Reputation: 938
I have a data frame that looks like
GeneID person1 person2 ... person100 homo1 homo2 heter homo1count homo2count hetercount
1 AA AC AA AA CC AC 25 50 25
2 .....
3 .....
How may I get the count 25, 50, 25?
I was trying to use apply as
g <- function(df, AA) {
x = table(df)
AA = x[which(names(x) == df$homo1)]
}
x = apply(temp,1,g)
But it didn't work, the df$homo1 is always a list
Thanks!
Upvotes: 0
Views: 104
Reputation: 9696
This is easier if you pivot to long format first, then aggregate.
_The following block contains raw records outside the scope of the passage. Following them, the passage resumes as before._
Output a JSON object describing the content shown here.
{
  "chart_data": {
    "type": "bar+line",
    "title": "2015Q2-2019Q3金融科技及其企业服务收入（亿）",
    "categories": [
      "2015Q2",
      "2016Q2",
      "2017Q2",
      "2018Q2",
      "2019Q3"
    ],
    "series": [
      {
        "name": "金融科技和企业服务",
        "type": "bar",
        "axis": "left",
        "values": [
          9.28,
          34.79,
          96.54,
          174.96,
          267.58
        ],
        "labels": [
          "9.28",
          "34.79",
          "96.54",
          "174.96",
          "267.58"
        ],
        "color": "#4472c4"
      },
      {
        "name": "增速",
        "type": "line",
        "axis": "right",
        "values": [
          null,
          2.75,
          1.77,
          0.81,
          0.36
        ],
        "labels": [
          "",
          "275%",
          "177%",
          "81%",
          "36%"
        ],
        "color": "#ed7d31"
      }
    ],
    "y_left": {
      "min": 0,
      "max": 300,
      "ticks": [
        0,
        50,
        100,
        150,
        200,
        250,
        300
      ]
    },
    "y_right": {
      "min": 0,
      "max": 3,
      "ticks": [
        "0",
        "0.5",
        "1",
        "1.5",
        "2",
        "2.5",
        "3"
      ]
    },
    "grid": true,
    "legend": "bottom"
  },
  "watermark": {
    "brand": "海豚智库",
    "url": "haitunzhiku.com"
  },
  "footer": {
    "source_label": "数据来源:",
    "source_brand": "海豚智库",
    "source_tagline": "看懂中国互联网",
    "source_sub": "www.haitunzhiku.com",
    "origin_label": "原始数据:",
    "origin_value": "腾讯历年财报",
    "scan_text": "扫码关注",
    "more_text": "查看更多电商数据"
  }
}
Something like this:
require(reshape2)
require(dplyr)
g <- c('AC', 'AA', 'CC')
n <- 30
df <- data.frame(gene_id=1:30, person1=sample(g,n,replace=TRUE),
person2=sample(g,n,replace=TRUE),
person3=sample(g,n,replace=TRUE),
person4=sample(g,n,replace=TRUE),
homo1=sample(g,n,replace=TRUE),
homo2=sample(g,n,replace=TRUE),
stringsAsFactors=FALSE)
df %>% melt(c("gene_id", "homo1", "homo2")) %>%
group_by(gene_id) %>%
summarise(homo1count=sum(homo1==value),
homo2count=sum(homo2==value) ) %>%
merge(x=df)
EDIT: sample output:
gene_id person1 person2 person3 person4 homo1 homo2 homo1count homo2count
1 1 AA CC AC AA AC CC 1 1
2 2 AC AA CC CC CC AA 2 1
3 3 AC CC CC AA CC AA 2 1
4 4 AC AC AC AA AA AA 1 1
5 5 CC AC AA AC AA AC 1 2
6 6 CC AC CC CC AA AA 0 0
7 7 AA AA AC AA CC CC 0 0
8 8 AA AC AA CC AC CC 1 1
Upvotes: 2